Cy Pres

About Cy Pres and Other Court Awards
Courts across the country have directed cy pres and court awards to programs that provide legal services to people experiencing poverty, like the National Law Center on Homelessness & Poverty, recognizing that these programs serve an important societal purpose and are well-managed, non-partisan, nonprofit organizations that provide effective services to the community, the courts, and their clients.

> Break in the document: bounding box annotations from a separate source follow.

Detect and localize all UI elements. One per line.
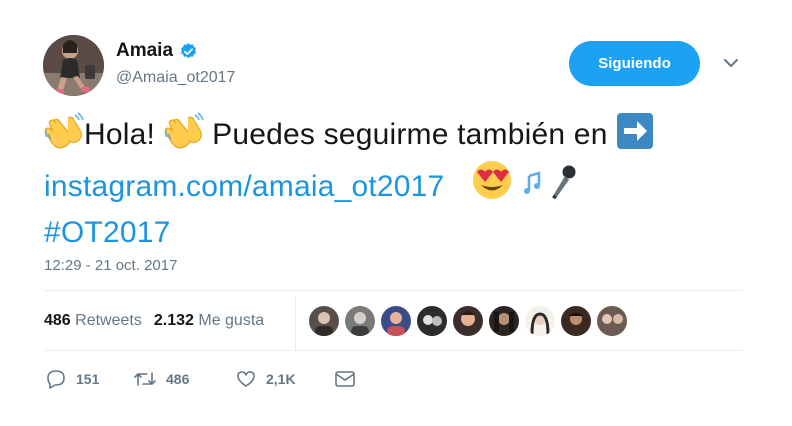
divider-bottom xyxy=(44,350,743,351)
liker-avatar[interactable] xyxy=(417,306,447,336)
likes-count: 2.132 xyxy=(153,312,194,329)
liker-avatar[interactable] xyxy=(345,306,375,336)
like-count: 2,1K xyxy=(266,371,296,387)
retweets-count: 486 xyxy=(44,312,71,329)
divider-top xyxy=(44,290,743,291)
like-icon xyxy=(237,371,255,387)
avatar[interactable] xyxy=(43,35,104,96)
reply-count: 151 xyxy=(76,371,100,387)
liker-avatar[interactable] xyxy=(561,306,591,336)
retweet-button[interactable]: 486 xyxy=(134,369,236,389)
microphone-emoji-icon xyxy=(552,165,576,200)
tweet-actions: 151 486 2,1K xyxy=(46,369,356,389)
user-name-text[interactable]: Amaia xyxy=(116,40,173,62)
tweet-text-hola: Hola! xyxy=(84,118,156,151)
retweets-stat[interactable]: 486 Retweets xyxy=(44,312,142,330)
retweets-label: Retweets xyxy=(75,312,142,329)
message-button[interactable] xyxy=(334,370,356,388)
liker-avatar[interactable] xyxy=(597,306,627,336)
instagram-link[interactable]: instagram.com/amaia_ot2017 xyxy=(44,170,444,203)
retweet-count: 486 xyxy=(166,371,190,387)
like-button[interactable]: 2,1K xyxy=(236,369,334,389)
tweet-timestamp[interactable]: 12:29 - 21 oct. 2017 xyxy=(44,257,177,274)
right-arrow-emoji-icon xyxy=(617,113,654,149)
likes-stat[interactable]: 2.132 Me gusta xyxy=(154,312,264,330)
liker-avatar[interactable] xyxy=(381,306,411,336)
waving-hands-emoji-icon xyxy=(164,112,204,149)
liker-avatar[interactable] xyxy=(453,306,483,336)
retweet-icon xyxy=(134,372,156,386)
tweet-text-puedes: Puedes seguirme también en xyxy=(212,118,608,151)
hashtag-ot2017-link[interactable]: #OT2017 xyxy=(44,216,170,249)
music-notes-emoji-icon xyxy=(523,171,540,194)
heart-eyes-emoji-icon xyxy=(473,161,512,199)
waving-hands-emoji-icon xyxy=(44,112,84,149)
user-handle[interactable]: @Amaia_ot2017 xyxy=(116,69,235,87)
liker-avatar[interactable] xyxy=(309,306,339,336)
chevron-down-icon[interactable] xyxy=(722,56,740,70)
verified-badge-icon xyxy=(181,42,197,58)
liker-avatar[interactable] xyxy=(489,306,519,336)
tweet-text: Hola! Puedes seguirme también en instagr… xyxy=(44,112,764,256)
reply-icon xyxy=(47,370,65,389)
tweet-stats: 486 Retweets 2.132 Me gusta xyxy=(44,312,264,330)
liker-avatar[interactable] xyxy=(525,306,555,336)
message-icon xyxy=(335,371,355,387)
following-button[interactable]: Siguiendo xyxy=(569,41,700,86)
stats-divider xyxy=(295,296,296,350)
likers-avatars xyxy=(309,306,627,336)
likes-label: Me gusta xyxy=(198,312,265,329)
user-name[interactable]: Amaia xyxy=(116,40,198,62)
reply-button[interactable]: 151 xyxy=(46,369,134,389)
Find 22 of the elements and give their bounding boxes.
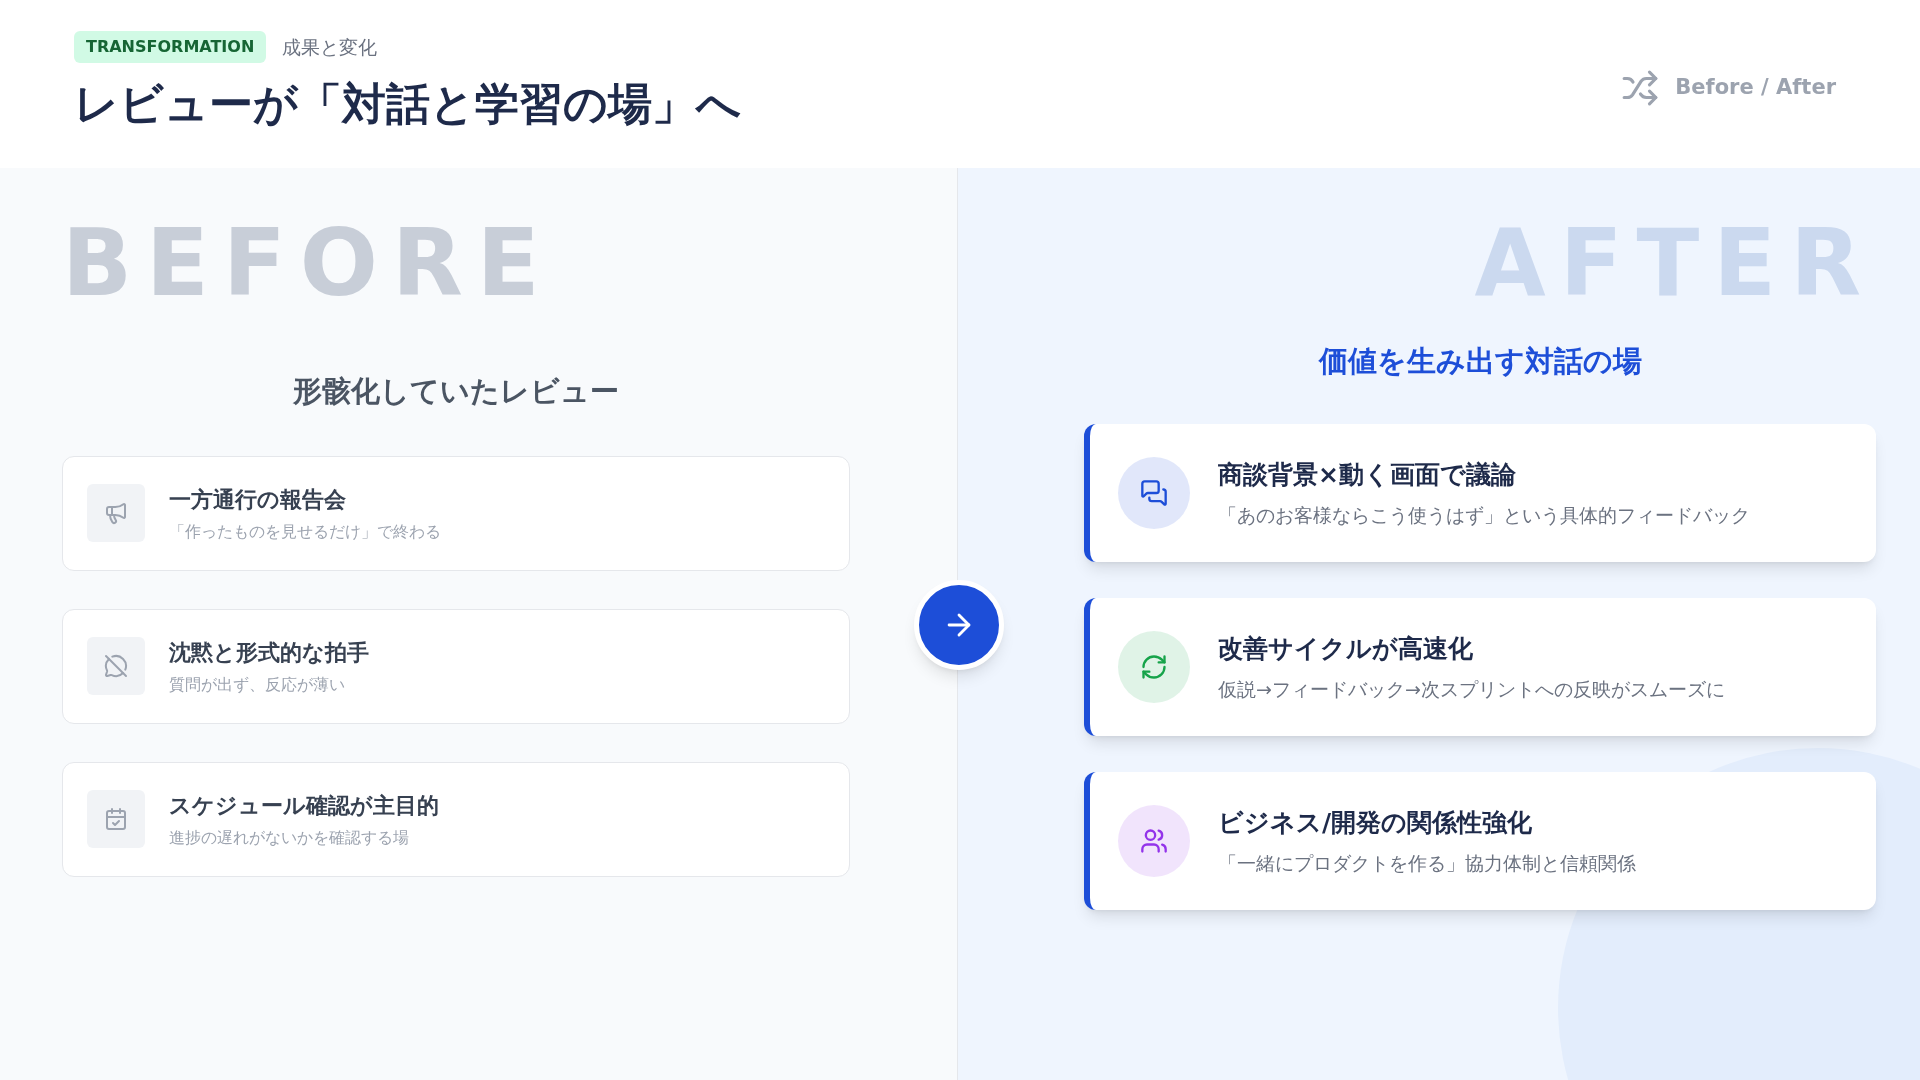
section-subtitle: 成果と変化 xyxy=(282,34,378,60)
comparison-label: Before / After xyxy=(1675,74,1836,102)
card-title: ビジネス/開発の関係性強化 xyxy=(1218,806,1534,839)
slide-title: レビューが「対話と学習の場」へ xyxy=(74,77,741,131)
card-title: スケジュール確認が主目的 xyxy=(169,791,439,820)
card-title: 沈黙と形式的な拍手 xyxy=(169,638,369,667)
after-heading: 価値を生み出す対話の場 xyxy=(1317,343,1643,380)
before-heading: 形骸化していたレビュー xyxy=(292,373,620,410)
shuffle-icon xyxy=(1621,69,1660,107)
card-title: 商談背景×動く画面で議論 xyxy=(1218,458,1517,491)
card-description: 「あのお客様ならこう使うはず」という具体的フィードバック xyxy=(1218,503,1750,528)
muted-comment-icon xyxy=(104,654,128,678)
card-description: 進捗の遅れがないかを確認する場 xyxy=(169,826,410,849)
calendar-check-icon xyxy=(104,807,128,831)
card-title: 改善サイクルが高速化 xyxy=(1218,632,1474,665)
category-badge: TRANSFORMATION xyxy=(74,31,267,63)
card-description: 仮説→フィードバック→次スプリントへの反映がスムーズに xyxy=(1218,677,1725,702)
megaphone-icon xyxy=(104,501,128,525)
card-description: 「一緒にプロダクトを作る」協力体制と信頼関係 xyxy=(1218,851,1636,876)
card-title: 一方通行の報告会 xyxy=(169,485,347,514)
card-description: 質問が出ず、反応が薄い xyxy=(169,673,346,696)
card-description: 「作ったものを見せるだけ」で終わる xyxy=(169,520,441,543)
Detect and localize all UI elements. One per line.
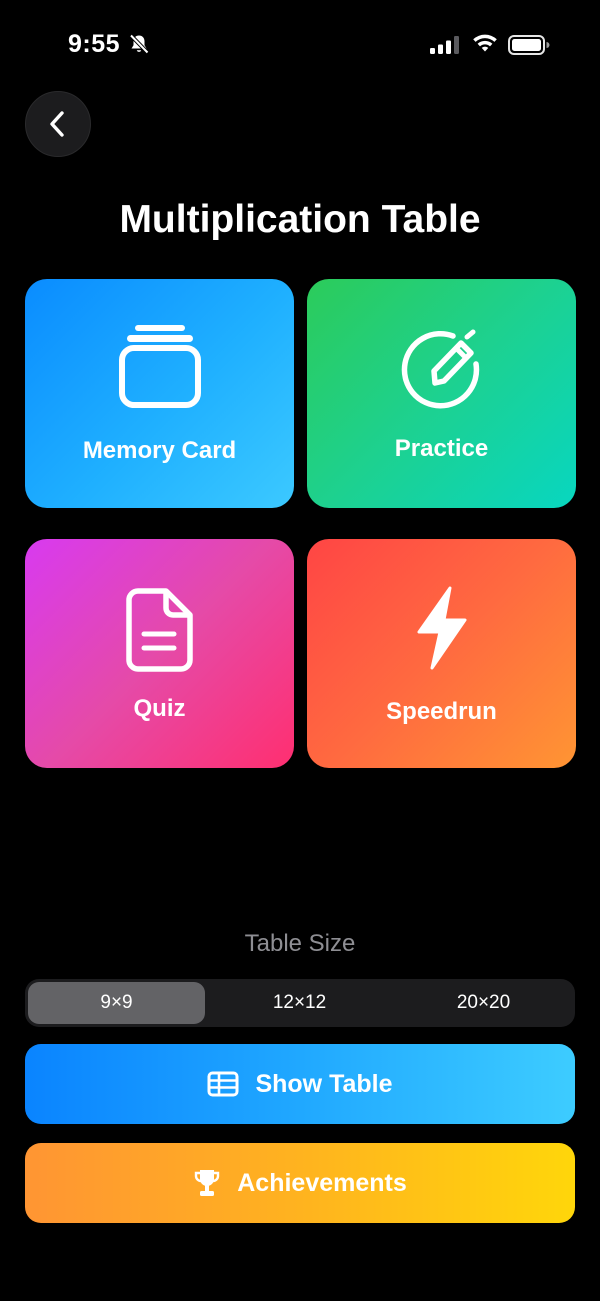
tile-label: Quiz: [133, 695, 186, 722]
quiz-tile[interactable]: Quiz: [25, 539, 294, 768]
segment-12x12[interactable]: 12×12: [211, 982, 388, 1024]
back-button[interactable]: [25, 91, 91, 157]
pencil-circle-icon: [401, 329, 480, 409]
practice-tile[interactable]: Practice: [307, 279, 576, 508]
table-size-segmented-control[interactable]: 9×9 12×12 20×20: [25, 979, 575, 1027]
battery-icon: [508, 34, 550, 61]
memory-card-tile[interactable]: Memory Card: [25, 279, 294, 508]
document-icon: [126, 588, 193, 672]
wifi-icon: [472, 34, 498, 59]
achievements-button[interactable]: Achievements: [25, 1143, 575, 1223]
show-table-button[interactable]: Show Table: [25, 1044, 575, 1124]
segment-20x20[interactable]: 20×20: [395, 982, 572, 1024]
speedrun-tile[interactable]: Speedrun: [307, 539, 576, 768]
tile-label: Memory Card: [82, 437, 237, 464]
bolt-icon: [417, 586, 467, 670]
table-size-label: Table Size: [244, 930, 356, 957]
table-icon: [207, 1071, 239, 1097]
cellular-signal-icon: [430, 36, 462, 59]
achievements-label: Achievements: [237, 1168, 407, 1197]
status-bar: 9:55: [0, 0, 600, 90]
show-table-label: Show Table: [255, 1069, 393, 1098]
tile-label: Practice: [394, 435, 489, 462]
cards-stack-icon: [119, 325, 201, 408]
tile-label: Speedrun: [386, 698, 497, 725]
bell-slash-icon: [128, 33, 150, 60]
trophy-icon: [193, 1168, 221, 1198]
segment-9x9[interactable]: 9×9: [28, 982, 205, 1024]
chevron-left-icon: [46, 109, 70, 139]
page-title: Multiplication Table: [119, 198, 481, 241]
status-time: 9:55: [68, 30, 121, 58]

Founded in 1989, the National Law Center on Homelessness & Poverty, a 501(c)(3) organization based in Washington, D.C., is the only national organization dedicated solely to using the power of the law to end and prevent homelessness.  Partnering with pro bono attorneys, we bring high impact litigation, lead and support federal, state and local advocacy campaigns, and educate providers, advocates and the public. Our work creates homes and communities for families, children, veterans, elderly and disabled people experiencing homelessness using surplus government property, improves access to housing for domestic violence survivors and their children, secures education rights for children experiencing homelessness, and protects human rights and dignity by striking down laws that prevent people experiencing homelessness from voting and that punish them for their homelessness. Our work affects millions of Americans each year.

Some of the ways the courts have helped groups like the Law Center fulfill their mission:
  • Cy Pres Awards: These are made from unclaimed class action funds. Courts have broad discretion in this area and have found a nexus between the similar purposes of class action lawsuits and organizations like the Law Center that offer access to the justice system for those who might otherwise not have it. A case does not have to be about homelessness in order for the Law Center to qualify. In Moira Gilley v. Ernie Haire Ford, Inc, Circuit Court (13th Judicial District, FL), those among the awardees were two national legal aid entities.
  • Court-Approved Settlements: Most court awards to groups that provide legal services for disadvantaged persons are resulting from settlement discussions between the parties, where there is an agreement between them that a charitable donation to a group like the Law Center is in order. Such contributions are often offered by defense counsel.
  • Sanction Awards: In a few cases judges have sanctioned attorneys in a case and awarded the sanction funds to legal aid programs, pursuant to their broad discretionary power.
  • Criminal Disgorgement: Under federal and state sentencing guidelines, if after payment of all fines and restitution to victims of the crime, there remain funds gained as a result of the crime, those funds must be disgorged. Disgorgement may be required in a plea agreement, or by the court at sentencing, through contribution of the funds to a non-profit organization or the government. As part of a plea agreement, payment of an agreed disgorgement amount to a non-profit may result in a more limited time of incarceration, or other advantages in the case of a corporate defendant.
Past Cy Pres Awards
Thanks to Law Center Board Member Jeffrey Simes and his partners at Goodwin Procter LLP, the Law Center received $11,633 in Dowd v. Alliance Mortgage Company (2011).